1957-1963, Originally called The Five Quails, later just The Quails, a Cleveland based swing band produced by Harvey Fuqua.
1999-2003, The Quails, are variously described as a San Francisco “riot grrrl” or “punk rock” band, depending on who’s doing the describing.
2006-2011, The Quails, a UK indie rock band from Devon. How could I pass up a song titled “Argentina”?
Now that we’ve got your choice of music playing in the background, let’s talk quails, the ingredient.

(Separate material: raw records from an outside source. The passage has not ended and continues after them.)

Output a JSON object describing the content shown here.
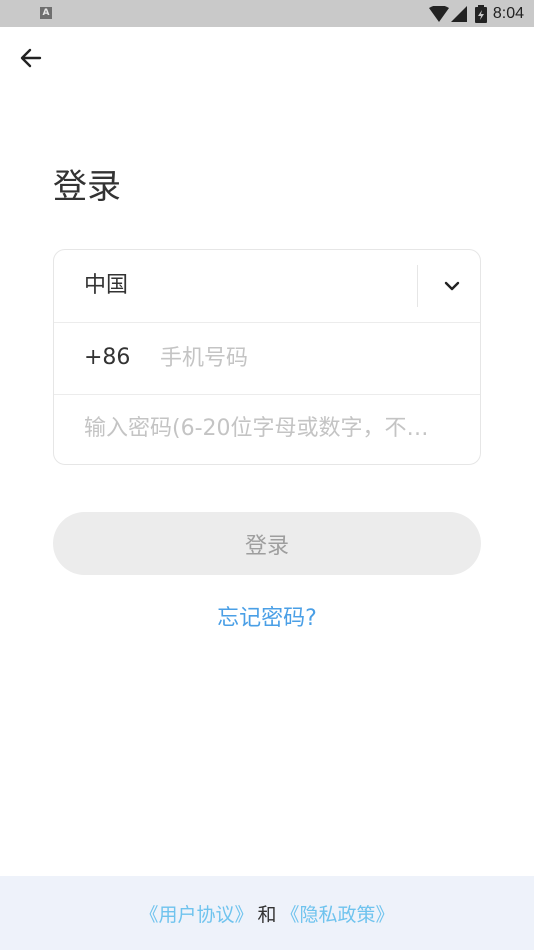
{
  "status_bar": {
    "time": "8:04",
    "notification_icon_letter": "A"
  },
  "header": {
    "back_icon": "arrow-left-icon"
  },
  "title": "登录",
  "form": {
    "country": "中国",
    "dropdown_icon": "chevron-down-icon",
    "dial_code": "+86",
    "phone_placeholder": "手机号码",
    "password_placeholder": "输入密码(6-20位字母或数字，不…"
  },
  "login_button": "登录",
  "forgot_password": "忘记密码?",
  "footer": {
    "user_agreement": "《用户协议》",
    "conjunction": "和",
    "privacy_policy": "《隐私政策》"
  },
  "colors": {
    "link_blue": "#4a9fe6",
    "footer_link": "#6fc3ee",
    "button_disabled_bg": "#ececec",
    "footer_bg": "#eef2fa"
  }
}
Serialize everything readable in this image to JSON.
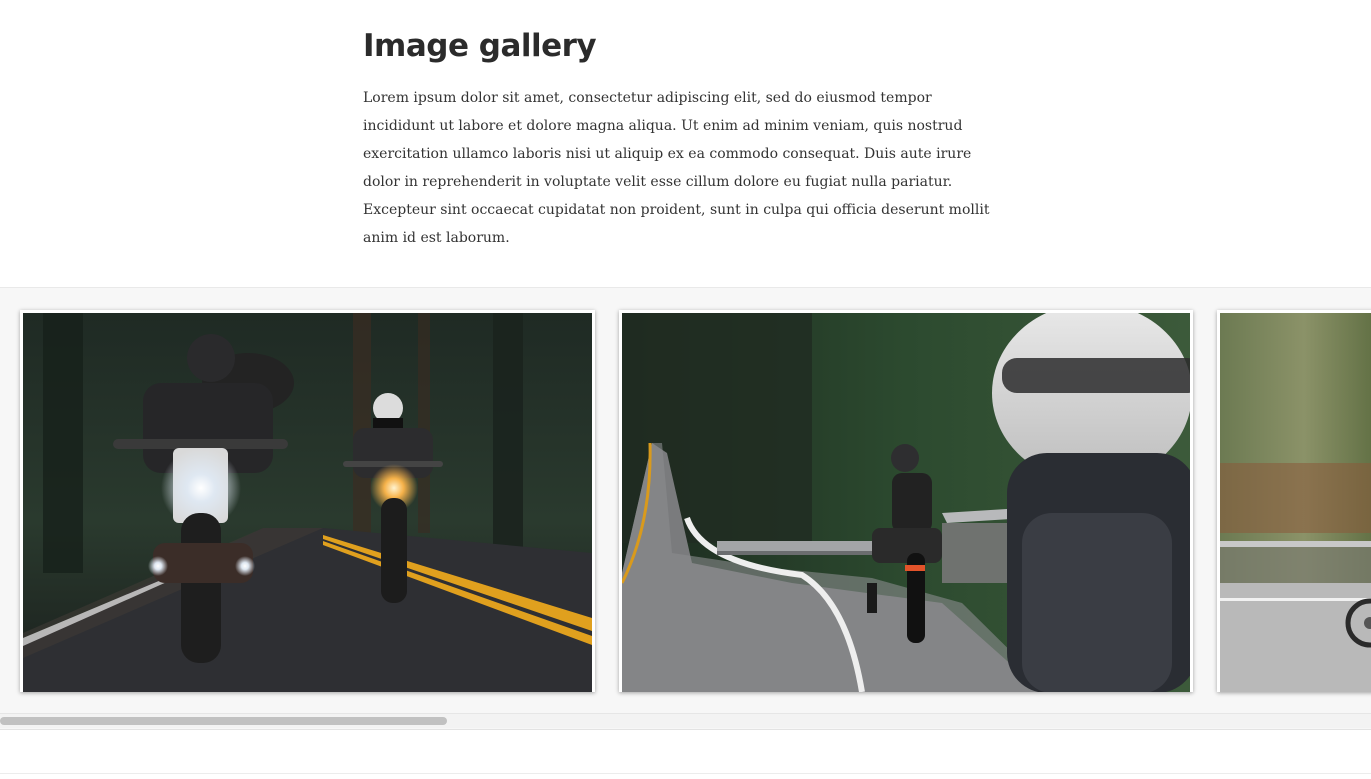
{
  "page": {
    "title": "Image gallery",
    "body": "Lorem ipsum dolor sit amet, consectetur adipiscing elit, sed do eiusmod tempor incididunt ut labore et dolore magna aliqua. Ut enim ad minim veniam, quis nostrud exercitation ullamco laboris nisi ut aliquip ex ea commodo consequat. Duis aute irure dolor in reprehenderit in voluptate velit esse cillum dolore eu fugiat nulla pariatur. Excepteur sint occaecat cupidatat non proident, sunt in culpa qui officia deserunt mollit anim id est laborum."
  },
  "gallery": {
    "images": [
      {
        "subject": "two motorcyclists riding toward camera on forest road at dusk"
      },
      {
        "subject": "motorcyclist stopped at roadside guardrail on winding forest road"
      },
      {
        "subject": "motorcyclist in motion blur on road"
      }
    ],
    "scroll_position": 0
  },
  "colors": {
    "heading": "#2b2b2b",
    "text": "#333333",
    "band_background": "#f7f7f7",
    "scroll_thumb": "#c1c1c1"
  }
}
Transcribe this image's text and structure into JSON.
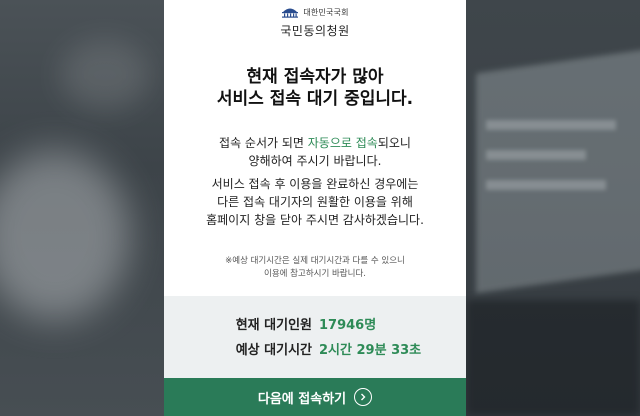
{
  "header": {
    "logo_text": "대한민국국회",
    "site_name": "국민동의청원"
  },
  "message": {
    "headline_line1": "현재 접속자가 많아",
    "headline_line2": "서비스 접속 대기 중입니다.",
    "p1_before": "접속 순서가 되면 ",
    "p1_highlight": "자동으로 접속",
    "p1_after": "되오니",
    "p1_line2": "양해하여 주시기 바랍니다.",
    "p2_line1": "서비스 접속 후 이용을 완료하신 경우에는",
    "p2_line2": "다른 접속 대기자의 원활한 이용을 위해",
    "p2_line3": "홈페이지 창을 닫아 주시면 감사하겠습니다.",
    "note_line1": "※예상 대기시간은 실제 대기시간과 다를 수 있으니",
    "note_line2": "이용에 참고하시기 바랍니다."
  },
  "status": {
    "waiting_label": "현재 대기인원",
    "waiting_value": "17946명",
    "time_label": "예상 대기시간",
    "time_value": "2시간 29분 33초"
  },
  "cta": {
    "label": "다음에 접속하기",
    "icon": "chevron-right-circle-icon"
  },
  "colors": {
    "accent": "#2e8b57",
    "button": "#2a7b58",
    "status_bg": "#edf0f1"
  }
}
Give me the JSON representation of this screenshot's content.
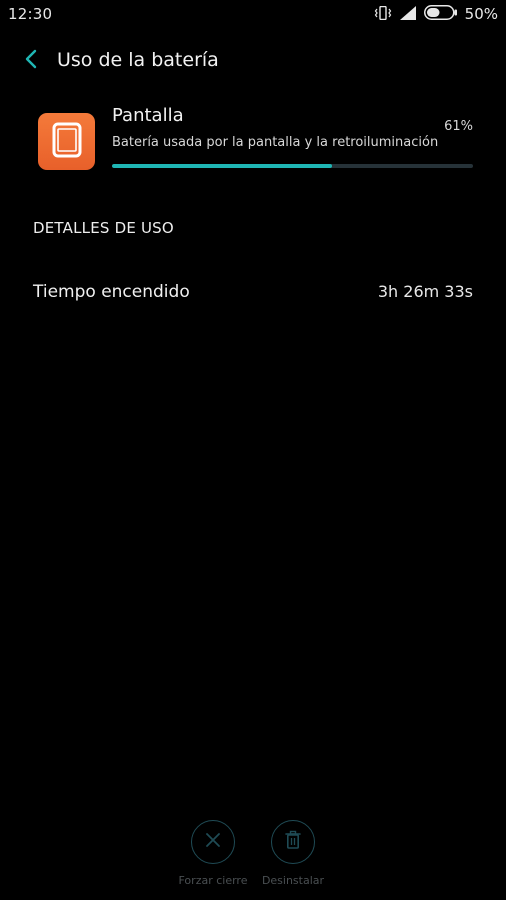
{
  "status_bar": {
    "time": "12:30",
    "battery_percent": "50%",
    "battery_level": 0.5,
    "icons": [
      "vibrate-icon",
      "signal-icon",
      "battery-icon"
    ]
  },
  "header": {
    "title": "Uso de la batería",
    "back_icon": "chevron-left-icon"
  },
  "app": {
    "name": "Pantalla",
    "description": "Batería usada por la pantalla y la retroiluminación",
    "percent": "61%",
    "usage_fraction": 0.61,
    "icon": "tablet-icon"
  },
  "details": {
    "section_title": "DETALLES DE USO",
    "items": [
      {
        "label": "Tiempo encendido",
        "value": "3h 26m 33s"
      }
    ]
  },
  "actions": {
    "force_stop": {
      "label": "Forzar cierre",
      "icon": "close-icon"
    },
    "uninstall": {
      "label": "Desinstalar",
      "icon": "trash-icon"
    }
  },
  "colors": {
    "background": "#000000",
    "accent": "#1fb6b4",
    "app_icon": "#f06a30",
    "disabled": "#1f4b55"
  }
}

A new supplier contacted me, a specialist in raising quails. They offer up both cleaned whole birds, as well as cleaned and boneless (other than the wings and legs). The woman who contacted me offered to drop by samples, which turned out to be one of each. So I had to play, you know?
As it happened, I’d just finished reading Adam Richman’s delicious romp across the US of A, America the Edible: A Hungry History, from Sea to Dining Sea – inspired, of course, by his recent visit to Casa SaltShaker (did I mention that?) and filming an episode for season 2 of Man Finds Food. At one point in the book, he mentions these amazing fried shrimp and avocado wedges at a place called Mighty Cone, in Austin, Texas, and I thought… hmmm… So the boneless quail found itself quartered, and breaded in a mix of almond flour, sesame seeds, habanero chili powder (I didn’t have any de arbol chili), crushed corn flakes, sugar, and salt, inspired by the breading he described. The same with an avocado. The description had the shrimp and/or avocados stuffed into tortillas and topped with a mango and jalapeño slaw and an ancho chili sauce – I ended up making a dipping sauce of mayo with chipotle chili and Indian sour mango powder (amchar). Bar snack of the gods. Just sayin’.
I decided to go something vaguely pan-mediterranean for the bone-in quail – I stuffed the bird with a mix of sauteed bacon, fennel, and cabbage spiked with a touch of smoked paprika. Served over a fava bean hummus (fresh favas pureed with olive oil, garlic, tahini, lemon, white pepper, toasted cumin, and salt. Accompanied by more of the stuffing that I sauteed a bit longer with some sliced nectarine. And drizzled all over with my favorite tahini sauce (tahini, sumac, apple cider vinegar, lemon juice, ginger, maple syrup, olive oil, water, salt, pepper). Am I allowed to say, “da bomb”? That’s going to show up on a menu sometime soon.
I like getting free ingredients to play with. Send more.